There are authors I admire most. Indonesian writers, including Pramoedya Ananta Toer, Asmaraman S. Kho Ping Hoo (for his martial art novels) and Abdullah Harahap (for his horror novels, an Indonesian gothic version with local ghosts and magic). When I was younger, I read Gogol, Herman Melville, Cervantes and Dostoyevsky, and I reread them now and then. As for more modern writers, I admire Garcia Márquez, Knut Hamsun, Faulkner, and of course Kafka.
Have you had a chance to read the work of any Australian authors?
My father was an English teacher for a junior high school, and he taught me English at home (although he was a bored teacher and I was a lazy pupil). Sometimes he brought home some English books (I don’t know where he got them) and gave them to me, so I could learn to read in English. The first book I read in English was a children’s book: The Cruise of the Nifty Duck, by Ray Harris. I always remember the book’s title and the writer’s name, although the book disappeared a long time ago. Recently I found out that he is an Australian writer (correct me if I’m wrong), or at least the book is about a boy in the Australian plains. I don’t know if the book is still in print, but I hope someday I can reread it.

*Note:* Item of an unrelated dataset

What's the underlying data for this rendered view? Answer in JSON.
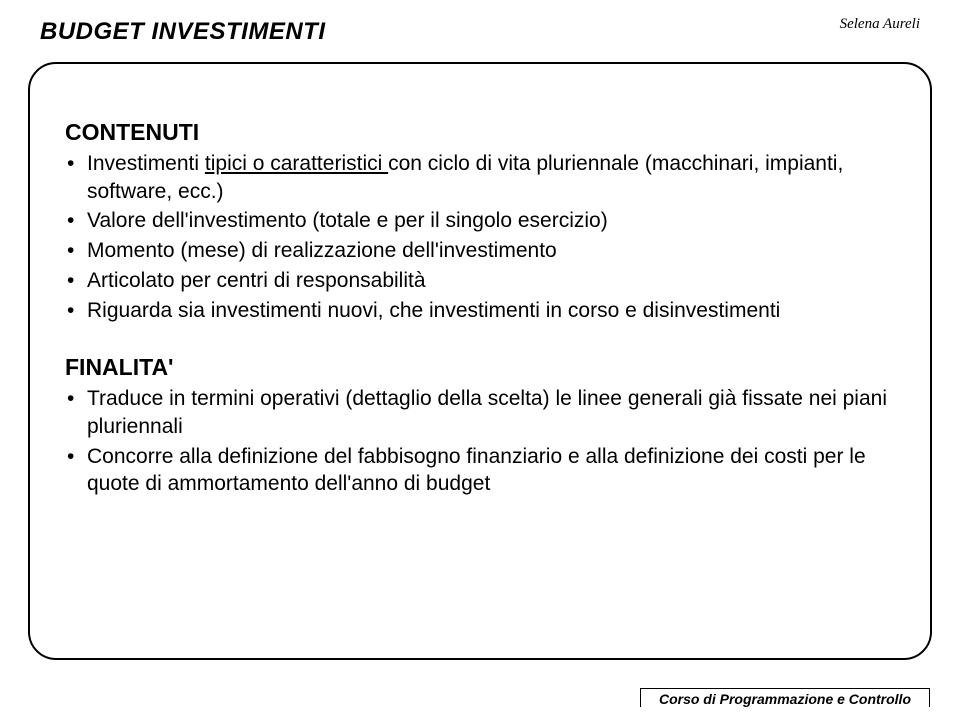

Why do you think international publishers and readers have previously been reluctant to explore Indonesian voices?
While our literary tradition is very old, our language is relatively young. Indonesian literature written in Indonesian (because there is literature written in Javanese, Sundanese, Balinese, Malay, etc, each with long traditions) has only been around for about one hundred years. With such a young literary heritage, I think we still need time to be recognized, not only by international publishers and readers, but also by our blood brothers, our Indonesian readers (with all their different language backgrounds). I hope things will change in years to come, as Indonesian literature becomes more and more recognisable to the world.
How does it feel now, bringing Beauty Is a Wound to readers outside your home country?
I always believe that we, as individuals or as nations, tend to talk to each other. Writing literary works in Indonesian is a solitary act, like a soliloquy. Only a small number of Indonesians read books (although literacy rates are high, around 93% of the population), and it’s a smaller number who read literary works. The Indonesian language is only used by Indonesians (in a wider sense, by Malaysians, too), so it’s not easy to reach readers outside our home country unless our works are translated (and the number of good translators is very limited). So, when I find my works being translated and published abroad, I feel like I’m receiving a ‘ping’ from an extraterrestrial. To be honest, I am absolutely thrilled.
Can you tell us a little about the literary scene in Indonesia? Are you able to spend much time with other local authors? Is there a strong sense of community amongst Indonesian writers?
I have spent a lot of time with my friends, many of whom are writers. Nowadays I prefer to stay at home, to read and write and be with my daughter. Indonesian writing has a strong sense of community; it’s common for a writer to belong to a literary group. In the case of many writers, I can say that we know each other, at least by name. In Indonesia, to be a writer is a kind of social duty rather than an individual commitment.
What are your hopes for the future of writing and literature in Indonesia?
I hope more and more Indonesians read books, especially literary works. It’s great to see Indonesian literary works being translated and published abroad, but I still think it is pointless without being read by the people in our own country.
He will also be speaking at the 2015 Brisbane Writers Festival, and will appearing in the three sessions across the festival program: ‘BWF in the ’Burbs’ on 4 September; and ‘Beauty Is a Wound’ and a panel session ‘Straddling Cultures’ on 5 September.